Computational Modeling Of Immersed Non-spherical Bodies In Viscous Flows To Study Embolus Hemodynamics Interactions For Large Vessel Occlusion Stroke

Interactions of particles with unsteady non-linear viscous flows has widespread implications in physiological and biomedical systems. One key application where this plays a fundamental role is in the mechanism and etiology of embolic strokes. Specifically, there is a need to better understand how large occlusive emboli traverse complex vascular geometries, and block a vessel disrupting blood supply. Existing modeling approaches resort to key simplifications in terms of embolic particle shape, size, and their coupling to fluid flow. Here, we devise a novel computational model for resolving embolus-hemodynamics interactions for large non-spherical emboli approaching near occlusive regimes in anatomically real vascular segment. The formulation relies on extending an immersed finite element approach, coupled with a six degree-of-freedom particle dynamics model. The geometric complexities and their manifestation in embolus-flow and embolus-wall interactions are handles using a parametric shape representation, and projection of vessel signed distance fields on the particle boundaries. We illustrate our methodology and algorithmic details, as well as present examples of benchmark cases and convergence of our technique. Thereafter, we demonstrate a parametric study of large emboli for LVO strokes, showing that our methodology can capture the non-linear tumbling dynamics of emboli originating form their interactions with the flow and vessel walls; and resolve near-occlusive scenarios involving lubrication effects around the embolus and flow re-routing to non-occludes branches.
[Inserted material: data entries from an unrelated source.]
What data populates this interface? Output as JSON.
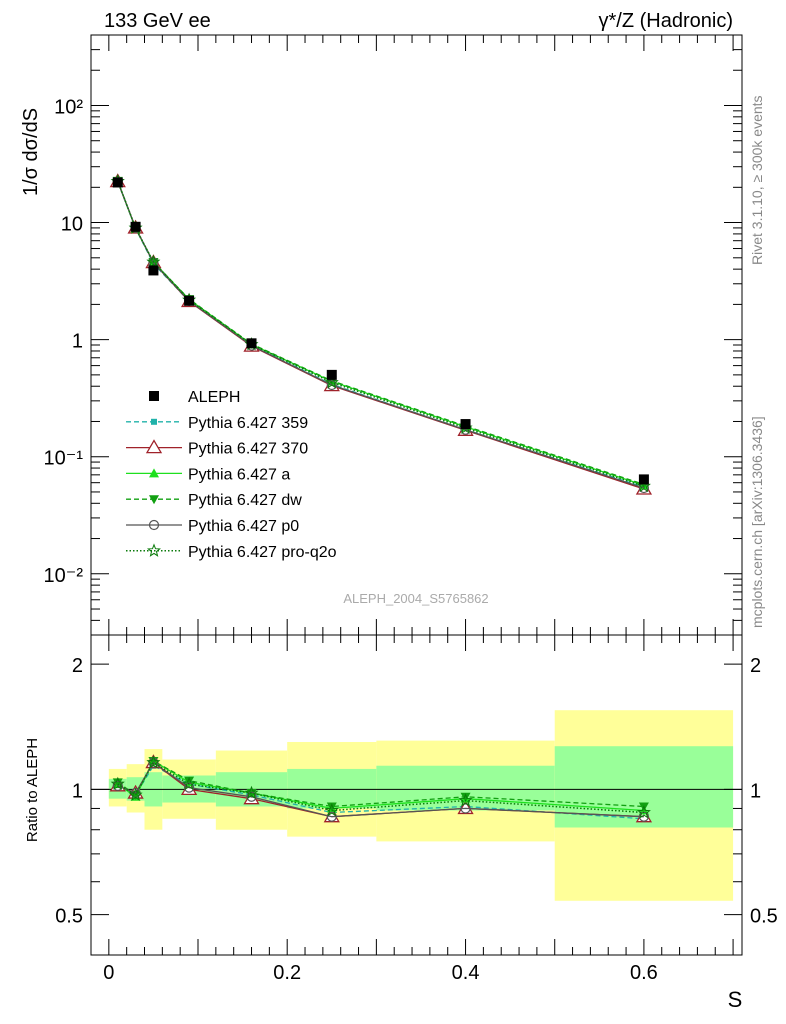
{
  "header": {
    "left": "133 GeV ee",
    "right": "γ*/Z (Hadronic)"
  },
  "side_text": {
    "rivet": "Rivet 3.1.10, ≥ 300k events",
    "mcplots": "mcplots.cern.ch [arXiv:1306.3436]"
  },
  "watermark": "ALEPH_2004_S5765862",
  "colors": {
    "data": "#000000",
    "p359": "#20b2aa",
    "p370": "#a0222a",
    "pa": "#1ee01e",
    "pdw": "#11a011",
    "pp0": "#555555",
    "pq2o": "#0a7a0a",
    "band_inner": "#99ff99",
    "band_outer": "#ffff99"
  },
  "chart_data": [
    {
      "type": "scatter",
      "title": "",
      "xlabel": "S",
      "ylabel": "1/σ dσ/dS",
      "yscale": "log",
      "xlim": [
        -0.02,
        0.71
      ],
      "ylim": [
        0.003,
        400
      ],
      "y_ticks": [
        {
          "v": 100,
          "label": "10²"
        },
        {
          "v": 10,
          "label": "10"
        },
        {
          "v": 1,
          "label": "1"
        },
        {
          "v": 0.1,
          "label": "10⁻¹"
        },
        {
          "v": 0.01,
          "label": "10⁻²"
        }
      ],
      "x": [
        0.01,
        0.03,
        0.05,
        0.09,
        0.16,
        0.25,
        0.4,
        0.6
      ],
      "data": {
        "name": "ALEPH",
        "values": [
          22.0,
          9.2,
          3.9,
          2.15,
          0.93,
          0.5,
          0.19,
          0.064
        ]
      },
      "series": [
        {
          "name": "Pythia 6.427 359",
          "key": "p359",
          "values": [
            22.3,
            8.9,
            4.45,
            2.13,
            0.9,
            0.415,
            0.17,
            0.055
          ]
        },
        {
          "name": "Pythia 6.427 370",
          "key": "p370",
          "values": [
            22.4,
            9.0,
            4.55,
            2.12,
            0.88,
            0.405,
            0.168,
            0.053
          ]
        },
        {
          "name": "Pythia 6.427 a",
          "key": "pa",
          "values": [
            22.5,
            8.9,
            4.6,
            2.2,
            0.91,
            0.44,
            0.18,
            0.057
          ]
        },
        {
          "name": "Pythia 6.427 dw",
          "key": "pdw",
          "values": [
            22.7,
            8.9,
            4.6,
            2.22,
            0.92,
            0.445,
            0.183,
            0.058
          ]
        },
        {
          "name": "Pythia 6.427 p0",
          "key": "pp0",
          "values": [
            22.4,
            9.0,
            4.55,
            2.14,
            0.89,
            0.41,
            0.17,
            0.054
          ]
        },
        {
          "name": "Pythia 6.427 pro-q2o",
          "key": "pq2o",
          "values": [
            22.5,
            9.0,
            4.6,
            2.18,
            0.91,
            0.43,
            0.176,
            0.056
          ]
        }
      ],
      "legend": "center-left"
    },
    {
      "type": "line",
      "xlabel": "S",
      "ylabel": "Ratio to ALEPH",
      "yscale": "log",
      "xlim": [
        -0.02,
        0.71
      ],
      "ylim": [
        0.4,
        2.35
      ],
      "x_ticks": [
        {
          "v": 0.0,
          "label": "0"
        },
        {
          "v": 0.2,
          "label": "0.2"
        },
        {
          "v": 0.4,
          "label": "0.4"
        },
        {
          "v": 0.6,
          "label": "0.6"
        }
      ],
      "y_ticks": [
        {
          "v": 0.5,
          "label": "0.5"
        },
        {
          "v": 1,
          "label": "1"
        },
        {
          "v": 2,
          "label": "2"
        }
      ],
      "bins": [
        [
          0.0,
          0.02
        ],
        [
          0.02,
          0.04
        ],
        [
          0.04,
          0.06
        ],
        [
          0.06,
          0.12
        ],
        [
          0.12,
          0.2
        ],
        [
          0.2,
          0.3
        ],
        [
          0.3,
          0.5
        ],
        [
          0.5,
          0.7
        ]
      ],
      "band_inner": [
        [
          0.95,
          1.06
        ],
        [
          0.94,
          1.07
        ],
        [
          0.91,
          1.1
        ],
        [
          0.93,
          1.08
        ],
        [
          0.91,
          1.1
        ],
        [
          0.9,
          1.12
        ],
        [
          0.89,
          1.14
        ],
        [
          0.81,
          1.27
        ]
      ],
      "band_outer": [
        [
          0.91,
          1.12
        ],
        [
          0.88,
          1.15
        ],
        [
          0.8,
          1.25
        ],
        [
          0.85,
          1.18
        ],
        [
          0.8,
          1.24
        ],
        [
          0.77,
          1.3
        ],
        [
          0.75,
          1.31
        ],
        [
          0.54,
          1.55
        ]
      ],
      "x": [
        0.01,
        0.03,
        0.05,
        0.09,
        0.16,
        0.25,
        0.4,
        0.6
      ],
      "series": [
        {
          "name": "Pythia 6.427 359",
          "key": "p359",
          "values": [
            1.02,
            0.97,
            1.14,
            1.03,
            0.97,
            0.88,
            0.91,
            0.85
          ]
        },
        {
          "name": "Pythia 6.427 370",
          "key": "p370",
          "values": [
            1.02,
            0.98,
            1.16,
            1.0,
            0.95,
            0.86,
            0.9,
            0.86
          ]
        },
        {
          "name": "Pythia 6.427 a",
          "key": "pa",
          "values": [
            1.03,
            0.96,
            1.17,
            1.04,
            0.98,
            0.9,
            0.95,
            0.89
          ]
        },
        {
          "name": "Pythia 6.427 dw",
          "key": "pdw",
          "values": [
            1.04,
            0.97,
            1.17,
            1.05,
            0.98,
            0.91,
            0.96,
            0.91
          ]
        },
        {
          "name": "Pythia 6.427 p0",
          "key": "pp0",
          "values": [
            1.02,
            0.98,
            1.16,
            1.01,
            0.96,
            0.86,
            0.9,
            0.86
          ]
        },
        {
          "name": "Pythia 6.427 pro-q2o",
          "key": "pq2o",
          "values": [
            1.03,
            0.97,
            1.16,
            1.03,
            0.98,
            0.89,
            0.94,
            0.88
          ]
        }
      ]
    }
  ]
}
This is a key methodological advancement in stroke modeling, as to the best of our knowledge this is the first modeling framework for LVO stroke and occlusion biofluid mechanics. Finally, even though we present our framework from the perspective of LVO strokes, the methodology as developed is broadly generalizable to two-way coupled fluid-particle interaction in unsteady viscous flows for a wide range of applications.